Corriere della Sera 08/12/14
danilo taino
Difficile vivere quando la troika è in
città. Lo sa il primo ministro greco Antonis Samaras, che sperava di
liberarsene entro quest’anno e che invece, con ogni probabilità,
oggi a Bruxelles si sentirà dire che Atene la dovrà subire almeno
per tutto il 2015 e una parte del 2016. E lo sanno tutti i greci, dal
maggio 2010: mentre la crisi finanziaria stava precipitando,
accettarono il primo pacchetto di aiuti internazionali e il controllo
delle scelte economiche a Ue, Banca centrale europea, Fondo monetario
internazionale (Fmi). Un terzetto diventato da allora, secondo molti,
sinonimo di umiliazione, oltre che di esproprio della sovranità
nazionale. In questi giorni in Grecia sta succedendo qualcosa che è,
ancora una volta, un’anticipazione di quello che può accadere
altrove, in Europa: dove la crisi politica è ormai la continuazione
della crisi finanziaria, con altri incubi.
Alla riunione dei
ministri finanziari della Ue, Samaras arriva con numeri incoraggianti
sul versante economico, con un grave errore di valutazione e con
prospettive politiche oscure. A Bruxelles i funzionari sul dossier
Grecia dicono che la possibilità di porre termine allo stato di
Paese in salvataggio — di uscire dall’era del Memorandum, come
dicono ad Atene in riferimento agli impegni di riforma e risanamento
dei conti pubblici sottoscritti — sono praticamente nulle.
Non
si può dire che, dopo 5 anni drammatici, l’economia sia tornata
brillante. Il Paese è in deflazione da due anni, la disoccupazione è
superiore al 25%, più di un terzo dei cittadini è a rischio
povertà. Però, per la prima volta quest’anno, il Pil crescerà,
attorno allo 0,6%, e l’anno prossimo di quasi il 3%, secondo l’Fmi.

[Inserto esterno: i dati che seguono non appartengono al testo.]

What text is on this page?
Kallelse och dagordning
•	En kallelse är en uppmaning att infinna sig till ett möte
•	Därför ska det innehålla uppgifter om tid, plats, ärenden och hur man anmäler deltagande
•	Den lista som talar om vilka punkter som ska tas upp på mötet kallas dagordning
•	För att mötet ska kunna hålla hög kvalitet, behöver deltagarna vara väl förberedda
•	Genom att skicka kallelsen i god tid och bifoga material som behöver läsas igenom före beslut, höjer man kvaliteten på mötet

Il turismo è in boom, alcuni investimenti dall’estero sono in
arrivo. E il bilancio dello Stato dovrebbe registrare un avanzo
primario (prima degli interessi sul debito). Sulla base di questi
risultati, Samaras aveva puntato a uscire dalla tutela della troika e
di tornare a finanziarsi autonomamente sui mercati, come hanno fatto
gli altri due Paesi sottoposti negli anni scorsi a procedura di
salvataggio, Irlanda e Portogallo. Qui, l’errore di valutazione: la
prospettiva ha spaventato i mercati, i tassi d’interesse sono
tornati a salire e il progetto di raccogliere 9 miliardi nel 2015 è
sfumato. Ora servirà un nuovo prestito internazionale di una dozzina
di miliardi, con la conseguente necessità di rimanere sotto la
tutela internazionale.
In questo quadro, la prospettiva politica
è da cambio di regime. Tra manifestazioni anche violente, ci si
prepara alle elezioni presidenziali (indirette) di febbraio. Se la
maggioranza, che conta su 155 seggi in Parlamento, non riuscirà a
raggiungere i 180 voti per eleggere un suo candidato, con ogni
probabilità si andrà a elezioni anticipate, a marzo. E secondo i
sondaggi le vincerebbe Syriza, il partito di sinistra guidato da
Alexis Tsipras contrario a rimanere sotto la cappa del Memorandum.
Dopo un road-show nella City di Londra tenuto da alcuni esponenti di
Syriza, tra gli investitori internazionali si è diffuso un mezzo
panico, spaventati dalle posizioni caotiche del partito oggi dato tra
i 4 e i 7 punti in vantaggio su Samaras. C’è chi è tornato a
parlare di «tragedia greca».
Se Syriza vincesse le elezioni e
Tsipras cercasse di formare un governo, i mercati tornerebbero a
vacillare e la crisi politica arriverebbe a Bruxelles, a rimettere in
discussione 5 anni di strategia salva euro. Il fatto è che il 2015
potrebbe essere di fuoco, per la politica europea, non solo a causa
della Grecia. Le elezioni britanniche saranno un test sulla
permanenza o meno del Regno nella Ue, con il «separatista» Ukip
forte nei sondaggi. In Spagna, altro Paese dove si terranno elezioni,
è dato in crescita Podemos, partito non lontano dalle posizioni di
Syriza. Persino nella storicamente stabile Svezia, il nuovo governo è
appena caduto e ha indetto elezioni anticipate che saranno giocate
sui temi dell’immigrazione e dell’Europa. Atene sarà solo
l’inizio di un altro anno complicato.